İklim değişikliği aynı zamanda basınç sistemlerinde ve rüzgar yönlerinde değişiklikler anlamına gelir. Yağışlı mevsimler değişecek ve yağış alanları değişecek. sonuç olacak değişen çöller. Diğerleri arasında, güney Avrupa ve ABD, Güney Afrika, Amazon havzası ve Avustralya. 2007 IPCC raporuna göre, 2080'de 1,1 ila 3,2 milyar insan suya erişemeyecek. Aynı zamanda 600 milyondan fazla insan aç kalacak.

Yukarıdaki su

Alaska, Yeni Zelanda, Himalayalar, And Dağları, Alpler - buzullar her yerde eriyor. Himalayalar'daki bu süreçler nedeniyle Çin, yüzyılın ortasına kadar buzullarının kütlesinin üçte ikisini kaybedecek. İsviçre'de bazı bankalar artık deniz seviyesinden 1500 m'nin altında bulunan kayak merkezlerine kredi vermek istemiyor And Dağları'nda buzullardan akan nehirlerin ortadan kalkması, yalnızca tarıma ve kasaba halkına su sağlanmasında sorunlara yol açmakla kalmıyor, aynı zamanda elektrik kesintilerine de. Montana'da, Glacier Ulusal Parkı'nda, 1850'de 150 buzul vardı, bugün sadece 27'si kaldı.2030'a kadar hiç kalmayacağı tahmin ediliyor.
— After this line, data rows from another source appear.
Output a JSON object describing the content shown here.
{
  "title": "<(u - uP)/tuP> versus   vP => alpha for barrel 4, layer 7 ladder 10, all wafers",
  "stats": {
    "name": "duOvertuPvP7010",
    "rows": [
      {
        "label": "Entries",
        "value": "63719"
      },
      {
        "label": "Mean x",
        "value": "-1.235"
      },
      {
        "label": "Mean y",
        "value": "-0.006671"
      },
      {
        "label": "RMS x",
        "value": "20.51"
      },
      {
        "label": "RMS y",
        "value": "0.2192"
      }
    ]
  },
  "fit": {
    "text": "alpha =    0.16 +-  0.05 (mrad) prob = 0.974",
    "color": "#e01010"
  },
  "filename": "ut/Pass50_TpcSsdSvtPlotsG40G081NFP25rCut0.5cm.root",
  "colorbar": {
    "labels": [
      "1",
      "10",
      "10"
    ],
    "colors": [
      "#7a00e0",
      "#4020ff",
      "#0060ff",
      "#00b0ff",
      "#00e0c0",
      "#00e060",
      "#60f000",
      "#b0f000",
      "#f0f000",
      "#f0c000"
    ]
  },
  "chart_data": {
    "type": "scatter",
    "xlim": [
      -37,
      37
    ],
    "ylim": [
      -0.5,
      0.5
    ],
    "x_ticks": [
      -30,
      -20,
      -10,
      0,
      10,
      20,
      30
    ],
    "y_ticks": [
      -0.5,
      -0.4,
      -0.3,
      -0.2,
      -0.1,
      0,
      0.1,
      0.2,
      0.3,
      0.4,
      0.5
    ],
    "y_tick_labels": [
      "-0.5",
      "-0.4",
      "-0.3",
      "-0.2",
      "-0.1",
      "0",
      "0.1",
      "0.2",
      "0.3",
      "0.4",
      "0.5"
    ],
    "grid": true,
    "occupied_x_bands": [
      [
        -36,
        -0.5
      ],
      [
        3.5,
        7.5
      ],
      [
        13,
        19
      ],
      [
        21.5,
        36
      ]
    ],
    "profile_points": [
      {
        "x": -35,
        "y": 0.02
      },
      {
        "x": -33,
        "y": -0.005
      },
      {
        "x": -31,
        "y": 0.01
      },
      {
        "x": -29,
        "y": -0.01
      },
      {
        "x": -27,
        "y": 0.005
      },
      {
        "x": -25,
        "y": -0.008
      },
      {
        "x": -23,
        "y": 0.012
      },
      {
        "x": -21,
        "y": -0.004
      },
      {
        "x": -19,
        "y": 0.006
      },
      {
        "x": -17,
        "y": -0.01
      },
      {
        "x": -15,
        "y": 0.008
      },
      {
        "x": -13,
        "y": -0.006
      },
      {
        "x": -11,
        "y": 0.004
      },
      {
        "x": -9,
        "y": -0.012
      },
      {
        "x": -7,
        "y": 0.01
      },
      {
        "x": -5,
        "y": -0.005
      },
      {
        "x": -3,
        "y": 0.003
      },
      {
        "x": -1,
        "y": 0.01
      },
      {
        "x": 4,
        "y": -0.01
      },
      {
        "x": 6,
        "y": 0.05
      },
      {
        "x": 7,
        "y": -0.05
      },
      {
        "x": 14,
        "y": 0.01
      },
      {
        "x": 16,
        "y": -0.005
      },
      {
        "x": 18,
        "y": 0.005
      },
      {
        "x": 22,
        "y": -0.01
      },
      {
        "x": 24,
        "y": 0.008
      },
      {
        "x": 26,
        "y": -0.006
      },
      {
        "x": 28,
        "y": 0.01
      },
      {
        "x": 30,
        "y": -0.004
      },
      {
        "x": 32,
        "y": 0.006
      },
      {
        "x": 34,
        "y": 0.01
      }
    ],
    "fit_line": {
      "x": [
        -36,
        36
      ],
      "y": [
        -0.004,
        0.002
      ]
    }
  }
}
Grönland buzu erirse, deniz seviyeleri 7m yükselecek ve tüm Antarktika buz tabakası 70m kadar yükselecek.Küresel deniz seviyelerinin bu yüzyılın sonuna kadar 1-1,5m yükseleceği ve daha sonra kademeli olarak yükseleceği tahmin ediliyor. birkaç on metre için XNUMX m. Bu arada kıyı bölgelerinde yüz milyonlarca insan yaşıyor.

Choiseul adasındaki köy

Köylüler Choiseul Adası Solomon Adaları takımadalarında, Pasifik Okyanusu'nda yükselen su seviyelerinin neden olduğu sel riski nedeniyle şimdiden evlerini terk etmek zorunda kaldılar. Araştırmacılar, şiddetli fırtınalar, tsunamiler ve sismik hareketler riski nedeniyle evlerinin her an Dünya'dan kaybolabileceği konusunda onları uyardı. Benzer bir nedenle, Papua Yeni Gine'deki Han Adası sakinlerinin yeniden yerleşim süreci var ve Kiribati'nin Pasifik takımadalarının nüfusu yakında aynı olacak.

Bazıları, ısınmanın - şu anda neredeyse ıssız olan kuzey Kanada ve Sibirya tayga bölgelerinin tarımsal kalkınması şeklinde - faydalar da getirebileceğini savunuyor. Ancak hakim görüş, küresel ölçekte bunun faydadan çok zarar getireceği yönünde. Su seviyesinin yükselmesi, daha yüksek bölgelere büyük bir göç ölçeğine neden olacak, su endüstrileri ve şehirleri su basacak - bu tür değişikliklerin bedeli bir bütün olarak dünya ekonomisi ve medeniyeti için ölümcül olabilir.